Eccetto brevi incarichi e la predicazione di esercizi spirituali in alcuni conventi lombardi, fu nel convento-eremo dell’Annunziata che visse intensamente l’abbandono nel Signore, definito “loquela taciturna d’amore”. Nonostante l’eccellente conoscenza della teologia, trasmessa anche ai confratelli, astutamente appariva dimesso, con la volontà di voler sempre scomparire e mai apparire.
Innamorato dell’Eucaristia (se sue S. Messe erano di un’intensità eccezionale), sostava quanto più poteva davanti al tabernacolo. Amava molto il Crocifisso e l’esercizio della Via Crucis che raccomandava ai suoi penitenti.
Il 3 marzo 1890, a soli quarantasei anni, ammalatosi seriamente, morì nell’infermeria del convento di Bergamo.
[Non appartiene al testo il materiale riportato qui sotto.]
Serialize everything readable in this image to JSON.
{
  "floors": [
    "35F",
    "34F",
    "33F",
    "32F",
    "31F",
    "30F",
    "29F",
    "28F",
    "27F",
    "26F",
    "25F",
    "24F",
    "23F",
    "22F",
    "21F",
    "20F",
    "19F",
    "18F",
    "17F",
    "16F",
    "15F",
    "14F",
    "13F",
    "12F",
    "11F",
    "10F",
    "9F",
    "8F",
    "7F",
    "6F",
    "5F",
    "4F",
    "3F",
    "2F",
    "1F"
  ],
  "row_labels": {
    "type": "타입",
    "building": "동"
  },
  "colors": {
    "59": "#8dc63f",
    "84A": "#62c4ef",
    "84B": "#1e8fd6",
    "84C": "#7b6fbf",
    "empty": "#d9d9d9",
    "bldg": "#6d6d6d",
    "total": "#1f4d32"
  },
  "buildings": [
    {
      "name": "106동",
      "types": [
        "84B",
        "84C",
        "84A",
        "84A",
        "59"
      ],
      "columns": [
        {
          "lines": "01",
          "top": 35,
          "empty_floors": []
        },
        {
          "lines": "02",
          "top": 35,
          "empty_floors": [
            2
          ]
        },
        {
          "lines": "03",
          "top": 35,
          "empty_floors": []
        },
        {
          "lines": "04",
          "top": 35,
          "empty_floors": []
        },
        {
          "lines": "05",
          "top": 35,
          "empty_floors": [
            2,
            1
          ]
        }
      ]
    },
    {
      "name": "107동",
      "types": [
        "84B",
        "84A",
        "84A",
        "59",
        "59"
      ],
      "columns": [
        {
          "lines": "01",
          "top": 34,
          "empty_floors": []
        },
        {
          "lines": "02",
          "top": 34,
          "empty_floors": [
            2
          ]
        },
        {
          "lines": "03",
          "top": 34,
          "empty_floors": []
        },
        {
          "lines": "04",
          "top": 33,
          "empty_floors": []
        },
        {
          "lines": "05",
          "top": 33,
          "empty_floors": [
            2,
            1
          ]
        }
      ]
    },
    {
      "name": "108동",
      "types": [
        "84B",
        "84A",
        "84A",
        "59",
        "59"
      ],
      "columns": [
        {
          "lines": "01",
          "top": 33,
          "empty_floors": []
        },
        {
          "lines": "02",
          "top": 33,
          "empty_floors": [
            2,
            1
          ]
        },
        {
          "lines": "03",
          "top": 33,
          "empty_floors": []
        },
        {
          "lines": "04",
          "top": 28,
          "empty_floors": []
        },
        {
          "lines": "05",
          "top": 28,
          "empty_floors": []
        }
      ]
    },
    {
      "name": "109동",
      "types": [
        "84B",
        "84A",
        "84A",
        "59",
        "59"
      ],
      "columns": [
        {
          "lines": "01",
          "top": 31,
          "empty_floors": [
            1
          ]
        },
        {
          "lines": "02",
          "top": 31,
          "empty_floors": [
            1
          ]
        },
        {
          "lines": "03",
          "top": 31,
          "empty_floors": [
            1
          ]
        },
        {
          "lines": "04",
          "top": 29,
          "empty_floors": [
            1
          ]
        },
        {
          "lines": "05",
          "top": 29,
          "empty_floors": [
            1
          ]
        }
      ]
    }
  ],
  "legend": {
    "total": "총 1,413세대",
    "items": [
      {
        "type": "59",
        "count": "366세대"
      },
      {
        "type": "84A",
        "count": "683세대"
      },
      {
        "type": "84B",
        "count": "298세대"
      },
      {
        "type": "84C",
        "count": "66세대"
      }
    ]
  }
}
Pochi mesi dopo le sue spoglie mortali furono trasferite solennemente a Berzo, lo circondava già una vasta fama di santità.
Il 12 novembre 1961 san Giovanni XXIII lo proclamò beato e patrono dei bambini, protagonisti dei due miracoli del processo di beatificazione.
L’Ordine dei Frati Minori Cappuccini ne fa memoria al 28 settembre, mentre nel santuario della Santissima Annunciata, convento in cui il Beato è vissuto, la festa è la domenica dopo il Perdon d’Assisi (dopo 2 agosto).